Furthermore, the number of frequency divisions and the arrangement may be changed for each field. According to this aspect, when the signal according to the present invention is received by a current receiver, the signal in the side panel portion will appear more like noise in the upper and lower portions of the image, and the viewer will not be able to see the side panel portion. This will make the image easier to view. Since the device configuration according to this aspect is clear from the above explanation, detailed explanation will be omitted.

(Effects of the Invention) As described above, according to the present invention, when transmitting an image signal with a horizontally wide aspect ratio while maintaining compatibility with current television signals, it is possible to This makes it possible to make it difficult to see the signals on the side panel that were previously visible.

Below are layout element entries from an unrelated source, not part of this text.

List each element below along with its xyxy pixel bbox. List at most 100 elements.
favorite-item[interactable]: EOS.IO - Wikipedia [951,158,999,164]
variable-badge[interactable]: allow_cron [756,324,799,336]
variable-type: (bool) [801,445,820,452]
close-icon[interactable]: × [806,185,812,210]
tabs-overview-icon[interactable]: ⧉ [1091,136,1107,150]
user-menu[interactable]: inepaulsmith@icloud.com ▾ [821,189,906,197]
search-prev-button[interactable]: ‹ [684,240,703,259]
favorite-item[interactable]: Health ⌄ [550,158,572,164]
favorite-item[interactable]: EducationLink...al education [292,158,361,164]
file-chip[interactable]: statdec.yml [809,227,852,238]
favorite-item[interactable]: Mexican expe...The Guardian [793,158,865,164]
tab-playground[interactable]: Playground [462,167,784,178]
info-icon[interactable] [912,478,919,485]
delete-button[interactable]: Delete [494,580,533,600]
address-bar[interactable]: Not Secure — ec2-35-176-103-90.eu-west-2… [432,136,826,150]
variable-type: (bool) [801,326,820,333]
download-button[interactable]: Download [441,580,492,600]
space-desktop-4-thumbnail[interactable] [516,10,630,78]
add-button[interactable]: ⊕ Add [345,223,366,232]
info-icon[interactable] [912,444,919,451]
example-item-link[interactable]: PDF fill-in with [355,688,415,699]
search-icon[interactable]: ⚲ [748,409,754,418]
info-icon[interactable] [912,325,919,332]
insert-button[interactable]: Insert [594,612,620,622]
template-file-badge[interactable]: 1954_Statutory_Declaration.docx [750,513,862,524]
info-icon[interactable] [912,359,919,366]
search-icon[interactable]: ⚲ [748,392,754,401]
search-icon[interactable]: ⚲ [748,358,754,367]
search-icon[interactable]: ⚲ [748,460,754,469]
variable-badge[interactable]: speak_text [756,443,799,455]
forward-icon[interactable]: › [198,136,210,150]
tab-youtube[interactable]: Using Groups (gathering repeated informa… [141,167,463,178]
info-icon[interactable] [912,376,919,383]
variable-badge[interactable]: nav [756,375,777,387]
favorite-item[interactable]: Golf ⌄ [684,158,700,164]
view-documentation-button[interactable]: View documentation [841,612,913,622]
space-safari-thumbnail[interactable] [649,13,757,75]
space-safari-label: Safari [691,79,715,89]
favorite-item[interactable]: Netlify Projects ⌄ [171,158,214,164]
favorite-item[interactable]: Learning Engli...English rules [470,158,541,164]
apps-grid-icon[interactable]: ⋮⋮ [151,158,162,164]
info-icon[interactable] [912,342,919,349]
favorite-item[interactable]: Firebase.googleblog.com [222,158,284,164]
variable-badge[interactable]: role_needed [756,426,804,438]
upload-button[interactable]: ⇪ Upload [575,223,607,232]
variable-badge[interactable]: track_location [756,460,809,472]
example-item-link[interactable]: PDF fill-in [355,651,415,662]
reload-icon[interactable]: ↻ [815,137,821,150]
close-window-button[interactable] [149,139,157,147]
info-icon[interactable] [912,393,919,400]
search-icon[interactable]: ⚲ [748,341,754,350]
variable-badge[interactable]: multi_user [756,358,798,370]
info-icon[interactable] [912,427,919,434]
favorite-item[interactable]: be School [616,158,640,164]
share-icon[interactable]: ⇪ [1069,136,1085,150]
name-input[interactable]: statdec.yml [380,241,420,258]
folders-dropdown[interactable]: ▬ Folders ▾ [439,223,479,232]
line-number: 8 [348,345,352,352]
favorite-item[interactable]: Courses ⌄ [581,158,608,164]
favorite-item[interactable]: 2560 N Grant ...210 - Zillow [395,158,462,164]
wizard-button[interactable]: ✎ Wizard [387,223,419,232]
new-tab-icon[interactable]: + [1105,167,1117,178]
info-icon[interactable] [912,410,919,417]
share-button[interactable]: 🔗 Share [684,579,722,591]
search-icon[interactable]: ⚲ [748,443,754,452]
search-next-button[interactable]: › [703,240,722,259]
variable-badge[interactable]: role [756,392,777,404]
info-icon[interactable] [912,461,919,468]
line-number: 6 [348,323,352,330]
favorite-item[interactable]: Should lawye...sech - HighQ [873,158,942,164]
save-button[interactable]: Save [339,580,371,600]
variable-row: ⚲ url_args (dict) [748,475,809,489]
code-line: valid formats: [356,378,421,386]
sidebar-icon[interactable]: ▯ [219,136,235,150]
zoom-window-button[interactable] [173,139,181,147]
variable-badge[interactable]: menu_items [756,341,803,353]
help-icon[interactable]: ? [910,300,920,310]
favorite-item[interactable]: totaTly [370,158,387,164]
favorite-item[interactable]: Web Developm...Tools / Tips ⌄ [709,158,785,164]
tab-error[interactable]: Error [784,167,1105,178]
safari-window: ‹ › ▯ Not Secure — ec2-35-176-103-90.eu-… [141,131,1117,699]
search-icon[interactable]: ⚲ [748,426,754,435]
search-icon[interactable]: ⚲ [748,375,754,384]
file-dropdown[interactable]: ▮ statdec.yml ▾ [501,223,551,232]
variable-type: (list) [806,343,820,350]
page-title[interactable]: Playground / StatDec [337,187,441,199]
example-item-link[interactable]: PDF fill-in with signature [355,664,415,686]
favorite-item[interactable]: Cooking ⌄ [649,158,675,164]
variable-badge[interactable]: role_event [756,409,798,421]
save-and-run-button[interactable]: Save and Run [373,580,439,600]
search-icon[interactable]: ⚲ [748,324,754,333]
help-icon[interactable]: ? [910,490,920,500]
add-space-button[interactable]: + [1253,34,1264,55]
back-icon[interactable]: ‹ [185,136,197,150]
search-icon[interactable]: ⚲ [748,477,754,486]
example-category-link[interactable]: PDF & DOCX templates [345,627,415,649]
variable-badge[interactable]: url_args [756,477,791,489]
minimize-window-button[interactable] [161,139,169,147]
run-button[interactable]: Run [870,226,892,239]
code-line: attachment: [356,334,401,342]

[Brief explanation of drawings]

1 and 3 are diagrams showing a method of rearranging signals in the side panel portion in an embodiment of the present invention, and FIGS. 2 and 4 are diagrams showing the structure of an embodiment of the present invention. Figure 5 (a)
, (b) are explanatory diagrams of the conventional method. In the figure, 1, 7...filter circuit, 2, 3...
Sorting circuit, 4... Cutting circuit, 5, 8... Selection circuit, 6... Storage/sorting circuit.

Claims (1)

[Claims] A method for transmitting a wide aspect image signal having an aspect ratio wider in the horizontal direction than a reference aspect ratio using a transmission system for image signals having the reference aspect ratio, the wide aspect image signal being used as an image signal. In this method, the signals of the side panel part are rearranged above and below the signal of the center part of the image, and the signals of the side panel part are transmitted. A television characterized in that, when rearranging the signals in the center part above and below, the signals in the side panel part are frequency-divided and the signals expressing lower frequency components are rearranged and transmitted so that the signals expressing lower frequency components are arranged on the outer side. Signal transmission method.